The best innovation in this new Parliament is the creation of days when backbenchers can choose the business to be debated. I held one of the first debates under this scheme last year on the need to promote economic growth. On Tuesday I was one of the instigators of a debate on the bail outs of Euroland economies.
I do not think the current approach to Euroland financial repair is working. I see no reason why the UK should be expected to contribute any money to the questionable policy they are pursuing. The Coalition government agrees with me up to a point. The Chancellor has made clear his view that the UK will make no contributions to propping up Eurozone states after 2013, when they bring in new arrangements to allow bail outs from other Eurozone members alone. He argues that as much as possible of the current bail outs should also come from other Eurozone members. Where we disagree is over the use of general EU money voted under a provision of the Treaty to help other member states facing natural disasters.
The decision to commit UK funds through a common EU facility to help Euroland members in trouble was taken by Mr Darling acting as Chancellor after the General Election of May 2010. He consulted Mr Osborne who said he did not like the idea. Mr Osborne feels bound by Mr Darling’s decision. The purpose of our motion was to say we think the UK should question the legality of the whole approach. I do not think the problems of the Euro are a natural disaster. They were an entirely predictable debt disaster of the EU’s own making, which some of us forecast when the currency was set up. The debt problem was one of the reasons we recommended that the UK stay out of the currency, and one of the reasons we persuaded the British people that this was the right course of action. If you are in a single currency scheme you have to help pay the neighbours bills when they get into trouble.
In the UK’s current financial plight I do not think we have the spare money to go to the aid of Euroland members. I also fear their approach of extending more lending to countries that have already borrowed too much is not going to work. Unfortunately there are not enough MPs who share this view in the current Parliament, but I and some others felt we needed to make the point again. Maybe one day the government will move that extra distance, as it does agree with us in principle that the UK is not in a good position to be lending them more money.

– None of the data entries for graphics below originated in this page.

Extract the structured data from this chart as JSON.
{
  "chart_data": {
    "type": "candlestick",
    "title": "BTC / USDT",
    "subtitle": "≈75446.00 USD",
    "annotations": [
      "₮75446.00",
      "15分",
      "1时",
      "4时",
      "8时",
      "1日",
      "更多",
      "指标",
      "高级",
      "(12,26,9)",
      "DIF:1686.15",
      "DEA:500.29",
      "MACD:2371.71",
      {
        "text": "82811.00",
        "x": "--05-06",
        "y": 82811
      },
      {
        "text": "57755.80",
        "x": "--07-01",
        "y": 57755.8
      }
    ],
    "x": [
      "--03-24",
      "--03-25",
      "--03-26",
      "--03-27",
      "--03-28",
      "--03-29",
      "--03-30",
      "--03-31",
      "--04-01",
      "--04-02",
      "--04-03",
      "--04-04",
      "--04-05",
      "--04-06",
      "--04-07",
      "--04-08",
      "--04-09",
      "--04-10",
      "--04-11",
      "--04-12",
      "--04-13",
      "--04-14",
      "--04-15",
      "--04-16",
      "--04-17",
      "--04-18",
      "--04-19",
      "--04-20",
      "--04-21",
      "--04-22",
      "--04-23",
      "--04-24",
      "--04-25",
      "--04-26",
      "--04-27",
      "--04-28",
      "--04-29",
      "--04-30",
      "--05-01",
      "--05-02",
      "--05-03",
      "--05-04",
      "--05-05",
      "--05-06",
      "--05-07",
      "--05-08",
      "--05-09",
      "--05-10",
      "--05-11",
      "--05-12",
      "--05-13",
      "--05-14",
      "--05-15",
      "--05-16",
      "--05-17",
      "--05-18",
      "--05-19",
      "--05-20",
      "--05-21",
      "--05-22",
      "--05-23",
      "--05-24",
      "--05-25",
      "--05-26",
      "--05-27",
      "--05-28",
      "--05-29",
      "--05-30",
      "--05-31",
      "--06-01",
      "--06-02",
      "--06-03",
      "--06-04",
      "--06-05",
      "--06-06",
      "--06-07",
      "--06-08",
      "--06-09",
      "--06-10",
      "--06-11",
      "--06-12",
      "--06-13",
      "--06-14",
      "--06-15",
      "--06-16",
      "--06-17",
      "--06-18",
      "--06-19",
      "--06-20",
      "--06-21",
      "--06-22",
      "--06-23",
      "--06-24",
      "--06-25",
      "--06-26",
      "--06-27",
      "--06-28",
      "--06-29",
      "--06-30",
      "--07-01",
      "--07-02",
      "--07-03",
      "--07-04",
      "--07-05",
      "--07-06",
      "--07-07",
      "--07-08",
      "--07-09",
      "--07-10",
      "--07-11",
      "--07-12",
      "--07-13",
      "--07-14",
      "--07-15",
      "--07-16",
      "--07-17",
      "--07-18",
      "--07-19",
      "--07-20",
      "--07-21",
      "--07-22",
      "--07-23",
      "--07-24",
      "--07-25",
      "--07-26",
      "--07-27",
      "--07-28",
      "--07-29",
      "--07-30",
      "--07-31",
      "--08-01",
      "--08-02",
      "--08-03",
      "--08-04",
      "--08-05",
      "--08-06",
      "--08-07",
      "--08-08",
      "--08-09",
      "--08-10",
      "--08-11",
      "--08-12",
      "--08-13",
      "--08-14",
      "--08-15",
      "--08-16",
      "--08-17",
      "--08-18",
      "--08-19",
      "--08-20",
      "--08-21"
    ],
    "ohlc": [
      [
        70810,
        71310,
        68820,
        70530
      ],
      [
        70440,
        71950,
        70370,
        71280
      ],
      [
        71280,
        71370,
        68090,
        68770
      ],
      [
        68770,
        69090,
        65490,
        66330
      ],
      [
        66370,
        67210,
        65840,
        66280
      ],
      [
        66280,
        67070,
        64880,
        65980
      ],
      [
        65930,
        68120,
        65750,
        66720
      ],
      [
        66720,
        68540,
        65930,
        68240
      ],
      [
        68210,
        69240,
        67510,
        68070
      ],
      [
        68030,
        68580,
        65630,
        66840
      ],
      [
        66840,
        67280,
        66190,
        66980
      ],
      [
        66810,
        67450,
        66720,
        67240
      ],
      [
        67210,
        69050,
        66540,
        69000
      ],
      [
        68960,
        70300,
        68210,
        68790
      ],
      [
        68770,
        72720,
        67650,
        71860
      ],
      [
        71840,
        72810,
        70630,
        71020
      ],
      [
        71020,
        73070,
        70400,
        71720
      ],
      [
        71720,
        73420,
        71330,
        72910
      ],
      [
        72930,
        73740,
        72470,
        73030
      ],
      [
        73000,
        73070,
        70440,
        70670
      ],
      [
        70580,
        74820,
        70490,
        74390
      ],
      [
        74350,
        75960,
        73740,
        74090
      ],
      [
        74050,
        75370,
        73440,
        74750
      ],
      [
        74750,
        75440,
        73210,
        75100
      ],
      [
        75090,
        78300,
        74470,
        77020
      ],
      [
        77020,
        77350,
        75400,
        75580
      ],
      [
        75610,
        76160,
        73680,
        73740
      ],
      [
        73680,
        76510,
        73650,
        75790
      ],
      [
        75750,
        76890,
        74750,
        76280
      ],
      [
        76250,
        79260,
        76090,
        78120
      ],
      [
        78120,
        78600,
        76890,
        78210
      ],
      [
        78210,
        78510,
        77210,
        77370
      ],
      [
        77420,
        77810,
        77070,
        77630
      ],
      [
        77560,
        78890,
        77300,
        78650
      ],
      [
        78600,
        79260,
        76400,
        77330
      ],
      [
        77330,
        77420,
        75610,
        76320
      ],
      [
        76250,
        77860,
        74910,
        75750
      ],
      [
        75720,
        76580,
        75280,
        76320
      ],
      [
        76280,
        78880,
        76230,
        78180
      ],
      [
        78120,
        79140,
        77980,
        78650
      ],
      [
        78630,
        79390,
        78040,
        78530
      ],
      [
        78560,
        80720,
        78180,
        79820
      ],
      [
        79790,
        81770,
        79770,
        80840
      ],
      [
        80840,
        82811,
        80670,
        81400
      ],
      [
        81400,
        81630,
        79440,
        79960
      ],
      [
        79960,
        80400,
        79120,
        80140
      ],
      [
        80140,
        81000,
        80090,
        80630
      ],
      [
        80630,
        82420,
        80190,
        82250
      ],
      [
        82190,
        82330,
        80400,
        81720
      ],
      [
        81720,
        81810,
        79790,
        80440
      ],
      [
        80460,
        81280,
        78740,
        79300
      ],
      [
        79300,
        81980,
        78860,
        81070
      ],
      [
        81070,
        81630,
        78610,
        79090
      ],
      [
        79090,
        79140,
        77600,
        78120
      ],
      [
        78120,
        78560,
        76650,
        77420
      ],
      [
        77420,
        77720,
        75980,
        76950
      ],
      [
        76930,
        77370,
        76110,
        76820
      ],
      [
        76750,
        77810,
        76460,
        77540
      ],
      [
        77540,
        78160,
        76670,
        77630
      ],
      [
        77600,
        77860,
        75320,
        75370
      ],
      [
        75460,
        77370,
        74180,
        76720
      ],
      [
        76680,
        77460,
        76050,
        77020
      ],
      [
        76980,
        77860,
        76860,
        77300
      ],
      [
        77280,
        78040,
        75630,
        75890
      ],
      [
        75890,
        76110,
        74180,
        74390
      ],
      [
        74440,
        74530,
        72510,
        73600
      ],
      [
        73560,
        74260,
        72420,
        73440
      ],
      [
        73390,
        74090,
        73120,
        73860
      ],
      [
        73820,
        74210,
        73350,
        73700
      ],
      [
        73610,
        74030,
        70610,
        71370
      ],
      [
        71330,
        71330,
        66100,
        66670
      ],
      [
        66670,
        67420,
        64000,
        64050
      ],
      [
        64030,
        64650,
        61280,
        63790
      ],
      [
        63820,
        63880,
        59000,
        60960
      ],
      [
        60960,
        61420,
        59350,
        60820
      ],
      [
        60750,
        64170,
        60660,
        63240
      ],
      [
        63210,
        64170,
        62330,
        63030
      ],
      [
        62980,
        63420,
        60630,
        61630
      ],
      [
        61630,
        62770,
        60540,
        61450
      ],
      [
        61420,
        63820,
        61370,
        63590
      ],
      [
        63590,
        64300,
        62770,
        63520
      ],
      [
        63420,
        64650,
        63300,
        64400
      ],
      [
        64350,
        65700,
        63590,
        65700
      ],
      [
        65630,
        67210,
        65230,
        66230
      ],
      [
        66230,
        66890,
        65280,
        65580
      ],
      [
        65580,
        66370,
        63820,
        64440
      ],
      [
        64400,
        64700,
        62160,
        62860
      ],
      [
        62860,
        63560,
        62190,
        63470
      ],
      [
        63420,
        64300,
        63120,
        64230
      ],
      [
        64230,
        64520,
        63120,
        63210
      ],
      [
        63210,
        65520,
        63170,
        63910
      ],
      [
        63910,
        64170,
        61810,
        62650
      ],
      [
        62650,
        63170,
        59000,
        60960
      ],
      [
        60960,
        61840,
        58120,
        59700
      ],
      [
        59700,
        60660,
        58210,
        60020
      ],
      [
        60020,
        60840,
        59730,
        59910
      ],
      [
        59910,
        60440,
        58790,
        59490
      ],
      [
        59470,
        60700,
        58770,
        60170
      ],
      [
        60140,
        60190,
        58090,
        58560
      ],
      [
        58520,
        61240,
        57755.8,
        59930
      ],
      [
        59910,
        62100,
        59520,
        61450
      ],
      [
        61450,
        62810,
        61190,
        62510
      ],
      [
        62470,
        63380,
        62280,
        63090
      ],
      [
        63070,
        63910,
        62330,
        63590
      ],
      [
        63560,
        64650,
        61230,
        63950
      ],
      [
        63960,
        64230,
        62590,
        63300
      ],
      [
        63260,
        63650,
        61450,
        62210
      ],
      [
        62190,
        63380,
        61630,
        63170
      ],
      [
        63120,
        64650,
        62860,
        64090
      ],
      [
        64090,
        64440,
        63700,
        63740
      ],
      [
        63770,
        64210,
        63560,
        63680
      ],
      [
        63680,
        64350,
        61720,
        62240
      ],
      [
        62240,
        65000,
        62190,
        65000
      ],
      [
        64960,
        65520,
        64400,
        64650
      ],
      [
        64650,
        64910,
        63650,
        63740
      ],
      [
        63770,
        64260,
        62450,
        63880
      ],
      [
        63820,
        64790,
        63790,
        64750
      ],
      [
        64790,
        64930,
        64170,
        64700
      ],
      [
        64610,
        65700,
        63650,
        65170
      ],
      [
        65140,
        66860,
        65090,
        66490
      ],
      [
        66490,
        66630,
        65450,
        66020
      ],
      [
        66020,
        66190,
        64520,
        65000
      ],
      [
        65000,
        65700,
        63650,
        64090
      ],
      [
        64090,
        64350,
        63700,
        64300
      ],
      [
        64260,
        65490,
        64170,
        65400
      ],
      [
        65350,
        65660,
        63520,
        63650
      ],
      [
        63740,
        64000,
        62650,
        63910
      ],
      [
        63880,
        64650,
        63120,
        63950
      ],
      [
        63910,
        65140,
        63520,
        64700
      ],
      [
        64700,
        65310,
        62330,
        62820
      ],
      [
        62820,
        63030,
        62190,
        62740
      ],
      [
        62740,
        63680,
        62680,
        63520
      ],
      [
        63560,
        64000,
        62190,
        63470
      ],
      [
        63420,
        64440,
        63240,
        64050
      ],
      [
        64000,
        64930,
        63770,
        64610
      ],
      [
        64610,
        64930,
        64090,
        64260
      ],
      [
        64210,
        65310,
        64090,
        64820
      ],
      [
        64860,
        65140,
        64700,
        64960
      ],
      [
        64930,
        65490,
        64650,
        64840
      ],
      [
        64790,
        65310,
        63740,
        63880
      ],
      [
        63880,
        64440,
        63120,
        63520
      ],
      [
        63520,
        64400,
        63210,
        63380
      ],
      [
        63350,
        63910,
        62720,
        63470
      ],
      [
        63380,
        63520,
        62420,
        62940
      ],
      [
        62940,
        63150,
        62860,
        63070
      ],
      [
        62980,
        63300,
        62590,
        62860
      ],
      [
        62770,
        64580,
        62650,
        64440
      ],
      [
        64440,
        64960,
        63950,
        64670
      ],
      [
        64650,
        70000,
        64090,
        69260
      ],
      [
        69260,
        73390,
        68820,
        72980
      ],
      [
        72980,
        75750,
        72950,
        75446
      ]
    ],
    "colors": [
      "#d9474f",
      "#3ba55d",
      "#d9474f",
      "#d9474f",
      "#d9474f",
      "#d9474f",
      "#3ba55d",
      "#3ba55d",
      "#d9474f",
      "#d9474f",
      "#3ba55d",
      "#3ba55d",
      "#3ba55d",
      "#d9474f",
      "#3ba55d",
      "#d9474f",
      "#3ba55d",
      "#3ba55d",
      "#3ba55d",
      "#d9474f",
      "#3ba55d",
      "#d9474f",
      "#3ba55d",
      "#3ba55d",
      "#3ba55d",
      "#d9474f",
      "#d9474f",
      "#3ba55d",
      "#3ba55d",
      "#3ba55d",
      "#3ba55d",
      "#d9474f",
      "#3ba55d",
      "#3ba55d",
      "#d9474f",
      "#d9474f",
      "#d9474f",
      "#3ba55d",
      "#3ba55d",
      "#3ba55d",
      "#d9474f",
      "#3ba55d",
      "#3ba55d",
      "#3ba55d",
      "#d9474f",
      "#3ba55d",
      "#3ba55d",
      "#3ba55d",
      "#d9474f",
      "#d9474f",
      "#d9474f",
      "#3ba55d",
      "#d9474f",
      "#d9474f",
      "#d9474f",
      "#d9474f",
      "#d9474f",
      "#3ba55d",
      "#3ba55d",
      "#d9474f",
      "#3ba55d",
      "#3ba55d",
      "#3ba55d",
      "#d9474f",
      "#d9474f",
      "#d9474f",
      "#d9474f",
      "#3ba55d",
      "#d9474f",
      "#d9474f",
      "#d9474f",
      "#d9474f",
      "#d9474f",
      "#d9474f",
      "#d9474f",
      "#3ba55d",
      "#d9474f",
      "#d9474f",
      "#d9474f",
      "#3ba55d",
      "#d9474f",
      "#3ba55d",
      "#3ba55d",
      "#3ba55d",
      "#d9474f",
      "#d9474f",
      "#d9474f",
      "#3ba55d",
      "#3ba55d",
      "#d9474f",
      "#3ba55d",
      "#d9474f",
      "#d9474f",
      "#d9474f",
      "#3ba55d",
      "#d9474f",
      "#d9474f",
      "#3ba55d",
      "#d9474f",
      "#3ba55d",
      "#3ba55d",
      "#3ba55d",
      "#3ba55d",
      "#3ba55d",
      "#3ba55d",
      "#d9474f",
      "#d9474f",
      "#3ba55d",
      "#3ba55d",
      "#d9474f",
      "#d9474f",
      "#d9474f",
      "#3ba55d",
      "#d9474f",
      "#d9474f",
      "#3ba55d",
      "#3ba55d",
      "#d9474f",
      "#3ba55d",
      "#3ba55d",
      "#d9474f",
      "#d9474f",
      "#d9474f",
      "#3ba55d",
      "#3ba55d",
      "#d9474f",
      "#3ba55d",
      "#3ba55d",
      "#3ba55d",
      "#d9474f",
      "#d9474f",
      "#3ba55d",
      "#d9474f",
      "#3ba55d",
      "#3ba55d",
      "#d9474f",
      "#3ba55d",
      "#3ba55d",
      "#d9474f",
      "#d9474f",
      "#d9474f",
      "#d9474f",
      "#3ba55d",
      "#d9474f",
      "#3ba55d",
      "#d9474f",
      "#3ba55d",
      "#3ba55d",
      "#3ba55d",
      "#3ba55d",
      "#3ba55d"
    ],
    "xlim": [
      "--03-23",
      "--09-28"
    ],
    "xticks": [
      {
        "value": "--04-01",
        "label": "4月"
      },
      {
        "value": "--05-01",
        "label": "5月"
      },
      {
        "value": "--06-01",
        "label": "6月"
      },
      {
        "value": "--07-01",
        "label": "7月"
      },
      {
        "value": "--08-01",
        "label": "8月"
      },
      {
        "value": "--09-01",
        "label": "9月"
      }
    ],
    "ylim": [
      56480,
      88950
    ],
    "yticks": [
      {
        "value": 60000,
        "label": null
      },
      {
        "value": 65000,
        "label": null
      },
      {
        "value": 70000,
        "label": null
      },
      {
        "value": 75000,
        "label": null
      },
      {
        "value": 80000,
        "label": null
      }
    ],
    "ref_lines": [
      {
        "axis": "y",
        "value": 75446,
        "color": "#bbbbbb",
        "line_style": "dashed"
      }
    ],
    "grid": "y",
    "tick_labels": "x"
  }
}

I find it strange that commentators have been so  kind about Mr Strauss Kahn’s economic brilliance when he was one of the cheer leaders for the Euro scheme, and one of the architects of the first Greek loan which clearly failed to solve the Greek problems. I find it worrying that the IMF, set up to help struggling poor countries, should now be spending so much of its time and our money propping up a currency scheme which is seriously malfunctioning for a group of relatively rich countries who should know better.
May 28, 2011
Poor old Strass, he was going to be the next French president and then he fell for the sucker blow.
May 30, 2011
“I do not think the problems of the Euro are a natural disaster.”
I cannot resist pointing out that you are in error there: the stupidity of bankers is undoubtedly a natural disaster.